Я вошел в лабораторию. Пока проверяли лампочку индикатора, воздействуя на нее высоковольтным электричеством, да испытывали изоляционную способность бакелитовых изжелта-коричневых трубок, выдвигавшихся одна из другой (в переднюю вделана лампочка), я проникался тем, что ты не ответил. Почему-то я не стал ликовать, хотя ты заткнулся, по «заслуге» заткнулся. Всех «почему-то» не объяснить. Ты меня кирпичом... Но я не испытывал к тебе враждебности. Бесхарактерность? Всепрощенчество? Может, да, может, нет. Милость счастливого избранника? Такого понятия во мне не было, ощущения — тоже. Напротив, было чувство краха. Уличили — и хватило совести промолчать? Пожалуй.

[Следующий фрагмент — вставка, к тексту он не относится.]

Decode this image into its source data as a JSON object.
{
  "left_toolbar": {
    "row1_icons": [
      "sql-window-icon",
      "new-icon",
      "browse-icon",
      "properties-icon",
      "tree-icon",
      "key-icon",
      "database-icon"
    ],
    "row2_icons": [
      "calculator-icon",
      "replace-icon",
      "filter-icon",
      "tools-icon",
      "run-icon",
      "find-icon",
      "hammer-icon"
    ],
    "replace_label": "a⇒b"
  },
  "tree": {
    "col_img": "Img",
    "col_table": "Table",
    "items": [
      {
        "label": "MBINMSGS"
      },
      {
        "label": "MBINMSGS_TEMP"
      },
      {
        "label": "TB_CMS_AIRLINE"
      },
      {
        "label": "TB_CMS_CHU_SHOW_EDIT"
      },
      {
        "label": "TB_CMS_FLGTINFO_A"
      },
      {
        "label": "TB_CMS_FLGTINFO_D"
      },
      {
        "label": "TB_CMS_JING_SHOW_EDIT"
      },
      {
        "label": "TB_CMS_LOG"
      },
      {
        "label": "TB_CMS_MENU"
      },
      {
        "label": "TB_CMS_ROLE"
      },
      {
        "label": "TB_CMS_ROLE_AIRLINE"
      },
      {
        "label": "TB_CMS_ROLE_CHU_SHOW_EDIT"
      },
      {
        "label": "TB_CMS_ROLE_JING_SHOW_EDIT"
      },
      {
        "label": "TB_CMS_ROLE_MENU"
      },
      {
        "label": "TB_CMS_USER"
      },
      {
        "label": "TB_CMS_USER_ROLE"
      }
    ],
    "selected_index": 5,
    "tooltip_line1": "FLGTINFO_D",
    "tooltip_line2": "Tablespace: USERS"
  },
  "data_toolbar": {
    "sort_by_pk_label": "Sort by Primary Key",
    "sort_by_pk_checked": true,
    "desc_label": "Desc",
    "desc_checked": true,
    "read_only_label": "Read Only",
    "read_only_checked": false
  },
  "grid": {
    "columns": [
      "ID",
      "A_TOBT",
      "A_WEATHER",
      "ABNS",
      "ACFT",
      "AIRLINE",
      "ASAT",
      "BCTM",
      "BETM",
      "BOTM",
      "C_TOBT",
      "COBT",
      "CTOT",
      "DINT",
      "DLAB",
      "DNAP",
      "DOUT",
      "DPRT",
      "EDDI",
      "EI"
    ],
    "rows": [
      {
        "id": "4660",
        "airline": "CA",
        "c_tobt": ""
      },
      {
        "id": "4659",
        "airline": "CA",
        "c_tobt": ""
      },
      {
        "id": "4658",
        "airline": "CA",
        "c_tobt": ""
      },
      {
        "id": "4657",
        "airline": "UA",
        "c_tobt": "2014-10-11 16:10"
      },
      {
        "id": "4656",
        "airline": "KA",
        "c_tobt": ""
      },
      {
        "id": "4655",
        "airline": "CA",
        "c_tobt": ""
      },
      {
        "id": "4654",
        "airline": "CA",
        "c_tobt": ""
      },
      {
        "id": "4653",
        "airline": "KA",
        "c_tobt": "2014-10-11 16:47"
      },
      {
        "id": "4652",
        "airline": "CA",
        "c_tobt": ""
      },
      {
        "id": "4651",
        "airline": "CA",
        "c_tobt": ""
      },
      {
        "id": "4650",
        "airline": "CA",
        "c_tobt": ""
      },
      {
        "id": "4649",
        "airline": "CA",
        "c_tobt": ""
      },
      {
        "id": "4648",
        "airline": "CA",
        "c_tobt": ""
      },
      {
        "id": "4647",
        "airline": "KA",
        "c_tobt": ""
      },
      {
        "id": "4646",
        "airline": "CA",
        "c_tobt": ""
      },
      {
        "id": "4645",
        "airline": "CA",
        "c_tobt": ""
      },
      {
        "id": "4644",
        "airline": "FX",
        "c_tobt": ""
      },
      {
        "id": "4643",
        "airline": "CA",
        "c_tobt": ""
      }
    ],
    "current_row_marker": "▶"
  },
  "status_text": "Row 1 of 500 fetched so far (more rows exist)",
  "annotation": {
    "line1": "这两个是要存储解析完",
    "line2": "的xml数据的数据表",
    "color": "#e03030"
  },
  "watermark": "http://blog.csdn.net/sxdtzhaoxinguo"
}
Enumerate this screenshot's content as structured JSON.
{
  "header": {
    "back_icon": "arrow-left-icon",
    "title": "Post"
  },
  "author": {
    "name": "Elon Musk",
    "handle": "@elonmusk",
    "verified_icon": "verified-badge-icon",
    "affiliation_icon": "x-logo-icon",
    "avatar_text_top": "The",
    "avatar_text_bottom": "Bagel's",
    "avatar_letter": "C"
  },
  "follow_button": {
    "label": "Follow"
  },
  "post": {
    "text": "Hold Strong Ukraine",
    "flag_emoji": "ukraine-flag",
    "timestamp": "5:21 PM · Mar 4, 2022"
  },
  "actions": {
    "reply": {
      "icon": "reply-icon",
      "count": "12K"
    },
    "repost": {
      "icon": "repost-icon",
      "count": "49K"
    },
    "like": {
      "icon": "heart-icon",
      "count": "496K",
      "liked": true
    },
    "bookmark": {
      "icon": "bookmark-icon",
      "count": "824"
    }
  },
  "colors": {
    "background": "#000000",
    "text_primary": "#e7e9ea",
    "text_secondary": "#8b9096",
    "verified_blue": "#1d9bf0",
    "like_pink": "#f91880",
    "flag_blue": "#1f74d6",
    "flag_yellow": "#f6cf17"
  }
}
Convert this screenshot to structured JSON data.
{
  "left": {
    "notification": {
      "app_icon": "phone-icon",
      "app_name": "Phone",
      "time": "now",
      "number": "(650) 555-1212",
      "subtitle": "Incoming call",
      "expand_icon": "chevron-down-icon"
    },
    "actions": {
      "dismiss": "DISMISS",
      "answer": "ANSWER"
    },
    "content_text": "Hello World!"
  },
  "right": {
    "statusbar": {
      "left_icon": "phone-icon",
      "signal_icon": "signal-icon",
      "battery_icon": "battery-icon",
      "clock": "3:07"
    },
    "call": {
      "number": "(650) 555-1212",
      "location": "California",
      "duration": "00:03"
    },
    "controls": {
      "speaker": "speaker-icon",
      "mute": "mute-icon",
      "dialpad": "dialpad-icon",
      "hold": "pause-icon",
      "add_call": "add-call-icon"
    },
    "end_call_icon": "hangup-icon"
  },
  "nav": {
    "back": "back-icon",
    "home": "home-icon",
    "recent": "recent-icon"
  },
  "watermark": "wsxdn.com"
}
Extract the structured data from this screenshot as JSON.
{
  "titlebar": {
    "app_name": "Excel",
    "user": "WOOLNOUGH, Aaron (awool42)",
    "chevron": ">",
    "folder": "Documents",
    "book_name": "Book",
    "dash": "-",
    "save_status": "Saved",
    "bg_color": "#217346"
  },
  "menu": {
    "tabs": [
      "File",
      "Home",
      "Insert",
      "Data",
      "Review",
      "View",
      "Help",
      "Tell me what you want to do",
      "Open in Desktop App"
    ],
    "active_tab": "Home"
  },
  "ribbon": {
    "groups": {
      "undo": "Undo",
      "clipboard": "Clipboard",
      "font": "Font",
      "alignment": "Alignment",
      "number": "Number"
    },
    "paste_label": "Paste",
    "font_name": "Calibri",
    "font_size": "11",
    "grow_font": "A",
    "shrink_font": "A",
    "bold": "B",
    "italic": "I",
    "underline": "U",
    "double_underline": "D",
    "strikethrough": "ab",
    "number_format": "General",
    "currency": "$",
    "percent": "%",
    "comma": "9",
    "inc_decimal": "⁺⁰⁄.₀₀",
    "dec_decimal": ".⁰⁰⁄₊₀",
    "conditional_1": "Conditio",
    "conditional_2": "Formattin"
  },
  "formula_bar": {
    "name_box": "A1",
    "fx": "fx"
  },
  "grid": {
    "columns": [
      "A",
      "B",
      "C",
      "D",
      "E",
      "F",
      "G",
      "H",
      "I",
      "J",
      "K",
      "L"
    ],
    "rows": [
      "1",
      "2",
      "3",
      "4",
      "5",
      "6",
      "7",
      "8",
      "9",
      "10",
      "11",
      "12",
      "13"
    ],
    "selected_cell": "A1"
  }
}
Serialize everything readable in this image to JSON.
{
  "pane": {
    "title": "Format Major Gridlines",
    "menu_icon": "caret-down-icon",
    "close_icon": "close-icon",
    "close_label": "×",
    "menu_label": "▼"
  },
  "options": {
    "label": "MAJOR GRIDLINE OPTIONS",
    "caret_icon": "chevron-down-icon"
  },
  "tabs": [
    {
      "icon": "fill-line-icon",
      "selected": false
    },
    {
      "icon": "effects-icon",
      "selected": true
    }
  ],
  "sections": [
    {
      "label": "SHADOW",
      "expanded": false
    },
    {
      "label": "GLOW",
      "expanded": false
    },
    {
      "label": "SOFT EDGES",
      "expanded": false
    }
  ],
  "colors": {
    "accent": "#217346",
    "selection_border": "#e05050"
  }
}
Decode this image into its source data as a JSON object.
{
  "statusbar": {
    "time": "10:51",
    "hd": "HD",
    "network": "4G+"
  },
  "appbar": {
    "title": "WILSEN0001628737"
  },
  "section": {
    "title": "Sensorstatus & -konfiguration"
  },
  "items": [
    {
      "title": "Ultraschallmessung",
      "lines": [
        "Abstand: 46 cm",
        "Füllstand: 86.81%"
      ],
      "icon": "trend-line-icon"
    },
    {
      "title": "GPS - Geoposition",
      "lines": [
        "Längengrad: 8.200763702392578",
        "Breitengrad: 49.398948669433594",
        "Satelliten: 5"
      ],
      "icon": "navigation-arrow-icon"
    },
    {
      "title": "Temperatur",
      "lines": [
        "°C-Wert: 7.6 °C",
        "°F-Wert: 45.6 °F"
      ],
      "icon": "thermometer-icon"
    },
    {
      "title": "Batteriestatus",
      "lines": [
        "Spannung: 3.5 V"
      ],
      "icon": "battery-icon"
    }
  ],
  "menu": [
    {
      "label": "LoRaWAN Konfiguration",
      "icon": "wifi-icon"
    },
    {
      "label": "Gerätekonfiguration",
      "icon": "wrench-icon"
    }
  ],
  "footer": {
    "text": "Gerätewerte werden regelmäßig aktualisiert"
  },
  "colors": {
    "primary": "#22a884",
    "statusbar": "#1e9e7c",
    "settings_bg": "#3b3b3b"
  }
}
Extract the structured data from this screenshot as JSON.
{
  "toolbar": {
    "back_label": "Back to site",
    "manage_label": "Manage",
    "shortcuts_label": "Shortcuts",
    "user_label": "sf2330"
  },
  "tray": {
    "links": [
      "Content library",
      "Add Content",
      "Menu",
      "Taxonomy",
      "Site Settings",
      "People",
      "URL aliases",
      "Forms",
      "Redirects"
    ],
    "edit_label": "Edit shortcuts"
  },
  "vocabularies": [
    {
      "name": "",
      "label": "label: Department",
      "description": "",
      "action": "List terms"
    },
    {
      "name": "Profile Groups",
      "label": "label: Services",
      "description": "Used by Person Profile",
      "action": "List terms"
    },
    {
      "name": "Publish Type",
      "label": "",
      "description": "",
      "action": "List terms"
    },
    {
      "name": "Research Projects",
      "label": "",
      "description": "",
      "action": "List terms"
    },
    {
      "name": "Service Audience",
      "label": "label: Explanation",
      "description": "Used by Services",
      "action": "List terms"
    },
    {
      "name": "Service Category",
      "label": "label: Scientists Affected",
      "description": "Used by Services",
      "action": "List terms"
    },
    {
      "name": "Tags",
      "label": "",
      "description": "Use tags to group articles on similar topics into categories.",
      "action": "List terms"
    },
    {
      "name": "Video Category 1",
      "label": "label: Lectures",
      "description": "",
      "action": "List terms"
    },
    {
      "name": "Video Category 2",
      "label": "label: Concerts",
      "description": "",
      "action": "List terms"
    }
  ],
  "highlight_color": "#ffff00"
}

И все-таки я проникался другим, впервые проникался. Власть над собой — вот чем я проникался. Конечно, конечно, Марат, ты спохватился. Власть над собой выше всяких «спохватился», «испугался», «опамятовался»... Власть над собой — такой акт воли по отношению к самому себе, посредством которого человек останавливается, чтобы понять, куда он идет, кем становится, до чего докатится. Не тогда я постиг, что власть над собой трудней и сложней, чем власть над ближними и подчиненными. Но тогда я догадался, что с помощью власти над собой люди могут совершить не меньше прекрасного, чем властью над другими.
ЗЕМЛЯ
Когда нас как бы преследуют неудачи, неприятности, несчастья, мы невольно ищем причины этого в нашем личном поведении, если чем-то в нем мы были мучительно до раскаяния недовольны. То, что стало происходить на подстанции, я упорно увязывал со своей размолвкой с Инной и раздором с тобой, Марат. Я не суеверен, но это увязывание всякий раз наводило меня на мнительное подозрение: «Неужели возмездие?!»
Все началось с появления «земли»: свалилась в нулевое положение стрелка вольтметра на фидере, питающем воздуходувную машину.
Ваттметр отражал нагрузку, а вот напряжение перестало фиксироваться, будто исчезло. На самом деле оно не исчезло: машина ведь не прекращала нагнетать дутье на домну.
Возникновение «земли» на подстанции — зловещий признак, как пробоина в днище корабля. Да, в смысле опасности, которая может обернуться катастрофой. Это тревожное сопоставление содержит в себе и различие: пробоина в корабле способствует втеканию воды, а она же в бронировке кабеля — утечке электричества в землю. В общем, «земля» — вид замыкания, которое не всегда быстро выдает себя. По моим наблюдениям, оно даже любит таиться: возникнет, нагонит страху, пропадет, потом опять и опять появляется, чтобы напоследок натворить бед.